NY Daily News - Journalists with both the Washington Post and the Guardian are organizing an important databases of fatal police shootings with information about the victims’ age, gender, location, race, and other circumstances. This is a tremendous step to shed light on the understudied question of how many people police kill.
The overall homicide rate is 5 per 100,000... Although official statistics have historically been scant, we now know that police killed 1,100 Americans in 2014 and 476 Americans in the first five months of 2015. Given that America has roughly 765,000 sworn police officers, that means the police-against-citizen kill rate is more than 145 per 100,000.
In most countries in Europe the national homicide rate is 1 per 100,000, so that means American police kill at 145 times the rate of the average European citizen. The two most violent countries in the world are Venezuela and Honduras with national homicide rates of 54 and 90 per 100,000.

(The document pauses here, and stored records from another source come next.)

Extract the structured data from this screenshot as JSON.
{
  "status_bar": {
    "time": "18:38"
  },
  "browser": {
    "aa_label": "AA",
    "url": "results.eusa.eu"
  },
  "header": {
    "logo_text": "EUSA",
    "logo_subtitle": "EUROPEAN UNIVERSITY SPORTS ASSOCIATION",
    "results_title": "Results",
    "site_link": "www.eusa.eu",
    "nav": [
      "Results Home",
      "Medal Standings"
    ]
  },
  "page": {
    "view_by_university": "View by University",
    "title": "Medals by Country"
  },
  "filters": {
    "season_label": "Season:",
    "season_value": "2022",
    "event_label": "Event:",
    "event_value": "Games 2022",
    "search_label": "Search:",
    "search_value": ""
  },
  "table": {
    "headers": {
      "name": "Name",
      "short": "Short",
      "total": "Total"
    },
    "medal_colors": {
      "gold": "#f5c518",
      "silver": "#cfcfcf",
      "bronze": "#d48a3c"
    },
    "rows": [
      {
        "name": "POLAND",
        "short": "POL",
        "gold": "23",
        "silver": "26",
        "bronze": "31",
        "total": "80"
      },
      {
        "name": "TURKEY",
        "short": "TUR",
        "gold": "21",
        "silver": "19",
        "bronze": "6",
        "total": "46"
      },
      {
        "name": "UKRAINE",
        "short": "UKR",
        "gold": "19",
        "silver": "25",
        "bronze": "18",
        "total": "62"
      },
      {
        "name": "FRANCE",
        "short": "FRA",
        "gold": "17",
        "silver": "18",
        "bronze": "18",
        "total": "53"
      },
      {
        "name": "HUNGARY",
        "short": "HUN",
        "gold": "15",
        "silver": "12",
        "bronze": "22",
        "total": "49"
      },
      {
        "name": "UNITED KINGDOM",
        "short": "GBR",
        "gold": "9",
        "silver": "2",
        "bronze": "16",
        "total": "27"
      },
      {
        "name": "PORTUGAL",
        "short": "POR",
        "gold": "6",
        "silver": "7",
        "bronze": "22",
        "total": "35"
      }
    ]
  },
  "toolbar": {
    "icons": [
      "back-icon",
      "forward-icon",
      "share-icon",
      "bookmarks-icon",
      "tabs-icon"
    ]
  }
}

The American police kill rate also compares poorly to the police kill rates in other countries. Nationwide in England and Wales, Netherlands, and Scandinavian countries police average killing less than two people per year, giving police kill rates between a high of 9 per 100,000 in Denmark and a low of 1.6 per 100,000 in England and Wales. That means American police are killing citizens at a rate 15 times higher than police in Denmark and 90 times higher than police in England and Wales. For the first quarter of 2015, police in England and Wales have shot and killed a total of zero people, whereas American police killed 392 citizens in that time period. That rate is 205 kills per 100,000 police, infinitely higher than the zero in the land we once rebelled against for having standing armies on our soil. Last year police in Japan killed zero and police in Iceland reportedly have killed one person in their entire history.